3. Die hiergegen eingelegte sofortige Beschwerde verwarf das Oberlandesgericht Braunschweig mit angegriffenem Beschluss vom 29. Juni 2015 als unbegründet. Die Voraussetzungen für eine Erledigung oder Aussetzung der Maßregel zur Bewährung seien nicht erfüllt. Der Senat habe sich nicht mit der erforderlichen Sicherheit davon zu überzeugen vermocht, dass die vorliegende Pädophilie nicht als schwere andere seelische Abhängigkeit einzustufen sei. Darüber hinaus könne nicht mit der erforderlichen Sicherheit festgestellt werden, dass beim Beschwerdeführer keine Persönlichkeitsstörung mehr bestehe. Die Ausführungen des Sachverständigen Prof. K. seien nicht geeignet, mit der für die Erledigung der Maßregel erforderlichen Sicherheit festzustellen, dass die (entgegenstehenden) Diagnosen der Sachverständigen Dr. B. und Dr. J. sowie der Ärzte der Maßregelvollzugsanstalt unzutreffend seien. Von dem Beschwerdeführer drohten im Falle einer Entlassung wahrscheinlich erhebliche Straftaten in Form eines (schweren) sexuellen Missbrauchs von Kindern (§§ 176, 176a StGB) beziehungsweise einer Vergewaltigung (§ 177 StGB). Die vom Beschwerdeführer ausgehende Gefahr sei besonders hoch, so dass das Allgemeininteresse am Schutz von Kindern vor (schwerem) sexuellen Missbrauch trotz der Dauer der Unterbringung das Freiheitsinteresse des Beschwerdeführers überwiege.

4. Mit seiner Verfassungsbeschwerde rügt der Beschwerdeführer die Verletzung seines Freiheitsrechts aus Art. 2 Abs. 2 Satz 2 in Verbindung mit Art. 104 Abs. 1 GG. Der Sachverständige Prof. K. komme in seinem Gutachten und der ergänzenden Stellungnahme in sehr gut nachvollziehbarer Weise zu dem Ergebnis, dass die Unterbringungsvoraussetzungen nicht (mehr) vorlägen. Die Unterbringungseinrichtung habe darauf gekränkt reagiert. Wenn sich die Gerichte anhand des Gutachtens von Prof. K. nicht davon hätten überzeugen können, dass die Unterbringungsvoraussetzungen nicht mehr vorlägen, wären sie verpflichtet gewesen, ein Obergutachten einzuholen, um die „Patt-Situation“ aufzulösen. Der stattdessen postulierte Grundsatz „Zweifel gehen zu Lasten des Untergebrachten“ überzeuge nicht.

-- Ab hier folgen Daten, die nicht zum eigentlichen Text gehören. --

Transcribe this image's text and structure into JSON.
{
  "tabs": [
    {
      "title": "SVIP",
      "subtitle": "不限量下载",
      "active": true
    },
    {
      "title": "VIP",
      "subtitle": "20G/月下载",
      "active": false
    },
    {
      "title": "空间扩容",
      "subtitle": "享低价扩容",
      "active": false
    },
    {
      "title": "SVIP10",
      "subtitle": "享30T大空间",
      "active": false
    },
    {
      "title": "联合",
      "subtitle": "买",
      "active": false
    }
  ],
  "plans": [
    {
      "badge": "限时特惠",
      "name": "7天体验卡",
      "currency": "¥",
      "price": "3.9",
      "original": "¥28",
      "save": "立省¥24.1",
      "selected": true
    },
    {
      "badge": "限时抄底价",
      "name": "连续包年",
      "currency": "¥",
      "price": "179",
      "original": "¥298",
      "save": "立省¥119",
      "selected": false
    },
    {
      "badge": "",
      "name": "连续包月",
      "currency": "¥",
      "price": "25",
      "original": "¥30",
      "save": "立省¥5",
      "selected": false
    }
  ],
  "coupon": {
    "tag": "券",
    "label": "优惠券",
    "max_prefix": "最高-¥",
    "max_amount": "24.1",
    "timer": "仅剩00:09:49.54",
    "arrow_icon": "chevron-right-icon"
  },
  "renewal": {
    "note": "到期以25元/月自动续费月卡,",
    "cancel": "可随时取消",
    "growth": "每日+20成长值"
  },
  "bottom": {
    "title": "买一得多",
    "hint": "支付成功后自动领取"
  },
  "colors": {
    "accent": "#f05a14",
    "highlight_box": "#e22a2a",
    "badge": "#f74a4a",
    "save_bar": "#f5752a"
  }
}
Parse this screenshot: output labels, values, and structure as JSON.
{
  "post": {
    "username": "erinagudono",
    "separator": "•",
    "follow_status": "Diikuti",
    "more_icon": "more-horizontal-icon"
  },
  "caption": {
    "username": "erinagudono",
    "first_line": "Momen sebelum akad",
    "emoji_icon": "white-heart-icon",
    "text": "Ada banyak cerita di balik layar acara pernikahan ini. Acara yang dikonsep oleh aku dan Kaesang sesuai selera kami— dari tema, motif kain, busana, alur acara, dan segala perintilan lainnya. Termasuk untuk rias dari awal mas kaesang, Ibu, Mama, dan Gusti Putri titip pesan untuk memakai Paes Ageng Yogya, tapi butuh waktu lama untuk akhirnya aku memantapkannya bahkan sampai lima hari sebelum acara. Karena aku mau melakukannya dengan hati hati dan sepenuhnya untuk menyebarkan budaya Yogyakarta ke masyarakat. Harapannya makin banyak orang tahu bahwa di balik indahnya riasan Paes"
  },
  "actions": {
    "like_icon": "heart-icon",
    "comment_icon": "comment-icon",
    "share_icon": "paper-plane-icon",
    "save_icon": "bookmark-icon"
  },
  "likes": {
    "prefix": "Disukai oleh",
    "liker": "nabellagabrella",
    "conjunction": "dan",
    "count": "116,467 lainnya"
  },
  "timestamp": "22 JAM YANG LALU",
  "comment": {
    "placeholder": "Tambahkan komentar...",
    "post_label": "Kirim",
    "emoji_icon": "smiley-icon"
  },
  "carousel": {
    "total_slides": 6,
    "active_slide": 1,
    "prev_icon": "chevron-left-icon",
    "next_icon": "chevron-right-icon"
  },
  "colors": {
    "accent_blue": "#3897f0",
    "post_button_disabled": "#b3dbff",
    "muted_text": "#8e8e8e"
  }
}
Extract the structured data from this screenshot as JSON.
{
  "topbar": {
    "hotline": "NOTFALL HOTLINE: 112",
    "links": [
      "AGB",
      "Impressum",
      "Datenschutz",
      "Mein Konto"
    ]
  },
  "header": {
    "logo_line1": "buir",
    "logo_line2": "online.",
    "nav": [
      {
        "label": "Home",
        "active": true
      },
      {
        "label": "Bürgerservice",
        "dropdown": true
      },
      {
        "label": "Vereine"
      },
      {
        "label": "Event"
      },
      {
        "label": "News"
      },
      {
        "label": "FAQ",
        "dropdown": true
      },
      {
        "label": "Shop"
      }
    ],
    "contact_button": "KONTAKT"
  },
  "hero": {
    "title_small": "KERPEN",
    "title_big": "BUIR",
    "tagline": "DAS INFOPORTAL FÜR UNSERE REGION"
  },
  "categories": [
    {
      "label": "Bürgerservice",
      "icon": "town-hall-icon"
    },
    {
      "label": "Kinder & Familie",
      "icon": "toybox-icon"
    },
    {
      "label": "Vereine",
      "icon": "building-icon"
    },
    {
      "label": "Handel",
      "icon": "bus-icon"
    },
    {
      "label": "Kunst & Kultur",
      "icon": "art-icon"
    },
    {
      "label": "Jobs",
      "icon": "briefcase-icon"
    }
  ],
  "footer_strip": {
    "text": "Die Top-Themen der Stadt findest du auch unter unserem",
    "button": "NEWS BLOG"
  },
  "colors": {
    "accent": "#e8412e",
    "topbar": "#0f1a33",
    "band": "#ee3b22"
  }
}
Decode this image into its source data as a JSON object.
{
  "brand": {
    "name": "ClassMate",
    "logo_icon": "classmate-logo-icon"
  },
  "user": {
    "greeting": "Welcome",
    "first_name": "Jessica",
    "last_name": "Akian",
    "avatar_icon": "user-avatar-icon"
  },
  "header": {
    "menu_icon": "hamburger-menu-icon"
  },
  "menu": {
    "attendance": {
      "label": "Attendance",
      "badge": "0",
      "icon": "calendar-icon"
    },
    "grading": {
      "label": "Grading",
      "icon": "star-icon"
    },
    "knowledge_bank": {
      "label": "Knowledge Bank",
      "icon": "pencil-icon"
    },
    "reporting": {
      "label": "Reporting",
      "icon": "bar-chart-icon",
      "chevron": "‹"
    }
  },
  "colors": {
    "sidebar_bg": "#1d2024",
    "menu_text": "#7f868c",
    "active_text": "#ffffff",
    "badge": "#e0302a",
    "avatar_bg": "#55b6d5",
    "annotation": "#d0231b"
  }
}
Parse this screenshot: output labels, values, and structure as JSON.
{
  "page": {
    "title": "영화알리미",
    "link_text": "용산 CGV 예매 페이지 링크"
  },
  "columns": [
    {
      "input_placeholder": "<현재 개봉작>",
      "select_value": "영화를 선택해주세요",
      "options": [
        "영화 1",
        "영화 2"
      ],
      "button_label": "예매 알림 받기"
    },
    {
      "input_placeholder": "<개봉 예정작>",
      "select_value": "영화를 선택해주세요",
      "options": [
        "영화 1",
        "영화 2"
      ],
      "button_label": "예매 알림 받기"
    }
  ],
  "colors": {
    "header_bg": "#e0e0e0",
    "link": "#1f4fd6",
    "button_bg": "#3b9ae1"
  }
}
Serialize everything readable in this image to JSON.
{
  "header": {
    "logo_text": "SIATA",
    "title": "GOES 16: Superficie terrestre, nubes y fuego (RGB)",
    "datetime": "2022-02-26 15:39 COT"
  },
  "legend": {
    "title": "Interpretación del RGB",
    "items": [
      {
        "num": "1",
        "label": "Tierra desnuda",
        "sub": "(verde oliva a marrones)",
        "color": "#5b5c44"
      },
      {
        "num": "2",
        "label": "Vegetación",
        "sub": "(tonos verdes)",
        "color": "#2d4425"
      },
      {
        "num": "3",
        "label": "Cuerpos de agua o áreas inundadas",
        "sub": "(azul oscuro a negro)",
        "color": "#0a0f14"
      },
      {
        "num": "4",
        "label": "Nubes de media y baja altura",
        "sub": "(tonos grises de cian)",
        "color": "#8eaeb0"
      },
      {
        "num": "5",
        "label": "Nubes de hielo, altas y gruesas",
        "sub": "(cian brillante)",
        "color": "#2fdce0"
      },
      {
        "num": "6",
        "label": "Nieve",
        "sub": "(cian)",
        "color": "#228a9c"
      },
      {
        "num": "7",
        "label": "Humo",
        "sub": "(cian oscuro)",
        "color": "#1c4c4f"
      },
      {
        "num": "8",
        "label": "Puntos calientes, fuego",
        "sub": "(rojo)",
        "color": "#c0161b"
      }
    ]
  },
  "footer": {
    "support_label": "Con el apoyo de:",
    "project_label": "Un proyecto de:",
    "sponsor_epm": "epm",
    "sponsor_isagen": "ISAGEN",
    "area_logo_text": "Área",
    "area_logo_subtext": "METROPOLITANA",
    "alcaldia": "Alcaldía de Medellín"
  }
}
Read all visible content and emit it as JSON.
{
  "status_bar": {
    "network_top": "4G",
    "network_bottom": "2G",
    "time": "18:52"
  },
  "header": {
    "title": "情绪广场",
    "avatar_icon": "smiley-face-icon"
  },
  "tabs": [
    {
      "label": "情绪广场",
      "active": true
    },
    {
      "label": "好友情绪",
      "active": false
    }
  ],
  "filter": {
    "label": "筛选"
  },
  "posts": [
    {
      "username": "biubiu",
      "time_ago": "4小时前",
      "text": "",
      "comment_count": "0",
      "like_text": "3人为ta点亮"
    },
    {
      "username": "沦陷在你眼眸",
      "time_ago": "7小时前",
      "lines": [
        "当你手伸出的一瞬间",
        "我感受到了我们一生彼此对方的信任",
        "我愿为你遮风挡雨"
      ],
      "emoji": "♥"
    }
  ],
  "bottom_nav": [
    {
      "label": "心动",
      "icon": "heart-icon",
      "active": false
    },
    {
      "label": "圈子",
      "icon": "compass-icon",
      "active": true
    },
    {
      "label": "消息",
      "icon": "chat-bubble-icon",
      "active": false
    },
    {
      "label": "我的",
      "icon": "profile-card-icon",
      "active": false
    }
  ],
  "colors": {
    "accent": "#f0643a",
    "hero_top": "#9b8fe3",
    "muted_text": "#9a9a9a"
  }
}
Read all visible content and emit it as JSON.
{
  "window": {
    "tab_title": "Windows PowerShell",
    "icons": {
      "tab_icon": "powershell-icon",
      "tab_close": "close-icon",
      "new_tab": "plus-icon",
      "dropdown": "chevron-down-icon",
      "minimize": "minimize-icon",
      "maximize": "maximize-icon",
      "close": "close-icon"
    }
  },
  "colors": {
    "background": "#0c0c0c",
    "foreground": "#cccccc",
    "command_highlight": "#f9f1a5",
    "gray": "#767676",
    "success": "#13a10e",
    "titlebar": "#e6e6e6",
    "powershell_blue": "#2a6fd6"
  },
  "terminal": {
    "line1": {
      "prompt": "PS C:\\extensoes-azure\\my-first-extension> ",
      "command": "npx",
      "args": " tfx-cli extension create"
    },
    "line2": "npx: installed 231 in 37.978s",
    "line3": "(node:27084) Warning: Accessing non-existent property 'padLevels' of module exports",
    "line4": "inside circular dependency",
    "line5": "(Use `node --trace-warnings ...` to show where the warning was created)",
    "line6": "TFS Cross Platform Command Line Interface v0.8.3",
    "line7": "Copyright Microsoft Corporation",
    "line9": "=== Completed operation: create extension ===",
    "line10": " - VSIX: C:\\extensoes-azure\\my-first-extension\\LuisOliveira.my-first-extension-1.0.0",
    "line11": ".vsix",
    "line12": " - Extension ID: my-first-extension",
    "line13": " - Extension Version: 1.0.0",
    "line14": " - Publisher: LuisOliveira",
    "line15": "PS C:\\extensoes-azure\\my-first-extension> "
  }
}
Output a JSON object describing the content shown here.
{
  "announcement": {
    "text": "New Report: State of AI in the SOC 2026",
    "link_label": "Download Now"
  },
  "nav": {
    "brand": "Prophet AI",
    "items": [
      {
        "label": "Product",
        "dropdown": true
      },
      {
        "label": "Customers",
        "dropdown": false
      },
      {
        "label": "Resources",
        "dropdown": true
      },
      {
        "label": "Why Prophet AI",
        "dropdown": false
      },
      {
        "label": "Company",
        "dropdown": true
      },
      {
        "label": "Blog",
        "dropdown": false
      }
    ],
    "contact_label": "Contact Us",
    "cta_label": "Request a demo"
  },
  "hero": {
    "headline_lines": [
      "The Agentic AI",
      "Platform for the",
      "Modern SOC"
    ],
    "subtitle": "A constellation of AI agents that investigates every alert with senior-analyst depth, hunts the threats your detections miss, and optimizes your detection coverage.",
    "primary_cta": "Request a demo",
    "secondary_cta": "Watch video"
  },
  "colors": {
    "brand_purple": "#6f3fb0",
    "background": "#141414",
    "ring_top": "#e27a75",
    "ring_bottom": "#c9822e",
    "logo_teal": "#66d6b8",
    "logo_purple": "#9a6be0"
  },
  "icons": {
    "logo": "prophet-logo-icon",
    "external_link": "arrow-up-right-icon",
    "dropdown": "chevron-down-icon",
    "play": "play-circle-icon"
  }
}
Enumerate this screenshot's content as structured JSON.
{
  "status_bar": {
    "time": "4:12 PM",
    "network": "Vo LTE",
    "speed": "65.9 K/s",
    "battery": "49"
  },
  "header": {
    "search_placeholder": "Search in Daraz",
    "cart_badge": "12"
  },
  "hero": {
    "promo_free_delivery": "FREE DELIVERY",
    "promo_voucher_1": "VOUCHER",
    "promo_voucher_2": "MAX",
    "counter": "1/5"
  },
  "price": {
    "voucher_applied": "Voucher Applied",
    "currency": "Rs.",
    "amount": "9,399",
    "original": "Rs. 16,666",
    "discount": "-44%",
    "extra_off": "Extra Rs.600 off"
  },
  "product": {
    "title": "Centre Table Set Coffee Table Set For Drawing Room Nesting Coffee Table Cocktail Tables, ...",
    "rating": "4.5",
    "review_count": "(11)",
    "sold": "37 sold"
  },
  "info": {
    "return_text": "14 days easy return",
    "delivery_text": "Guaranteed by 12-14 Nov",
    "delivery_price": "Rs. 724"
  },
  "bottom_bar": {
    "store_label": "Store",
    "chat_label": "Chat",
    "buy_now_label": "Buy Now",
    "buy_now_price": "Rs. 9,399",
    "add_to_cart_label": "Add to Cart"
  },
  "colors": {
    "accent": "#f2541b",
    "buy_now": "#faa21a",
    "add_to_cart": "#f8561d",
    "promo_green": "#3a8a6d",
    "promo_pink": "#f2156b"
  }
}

5. Mit Beschluss vom 13. April 2016 hat das Landgericht Göttingen erneut die Fortdauer der Unterbringung angeordnet, das Oberlandesgericht Braunschweig hat mit Beschluss vom 7. Juni 2016 die sofortige Beschwerde als unbegründet verworfen.

II.

1. Das Justizministerium des Landes Niedersachsen hat ausgeführt, die Gerichte hätten ihre Auffassung auf der Grundlage einer umfangreichen Sachverhaltsaufklärung und Auswertung aller vorliegenden Erkenntnismittel sorgfältig und einzelfallbezogen begründet. Dass die Tatgerichte dem Sachverständigen in seinen Einschätzungen nicht gefolgt seien, stelle keinen Verfassungsverstoß dar. Die Beurteilung, ob ein Störungsbild unter die Eingangsmerkmale des § 20 StGB falle, obliege dem Gericht. Es sei im Übrigen ein allgemeiner Grundsatz des Straf- und Maßregelvollstreckungsrechts, dass sich Zweifel, die nach bestmöglicher Sachverhaltsaufklärung verblieben, im Anwendungsbereich des § 67d Abs. 6 Satz 1 StGB zu Lasten eines Untergebrachten auswirkten.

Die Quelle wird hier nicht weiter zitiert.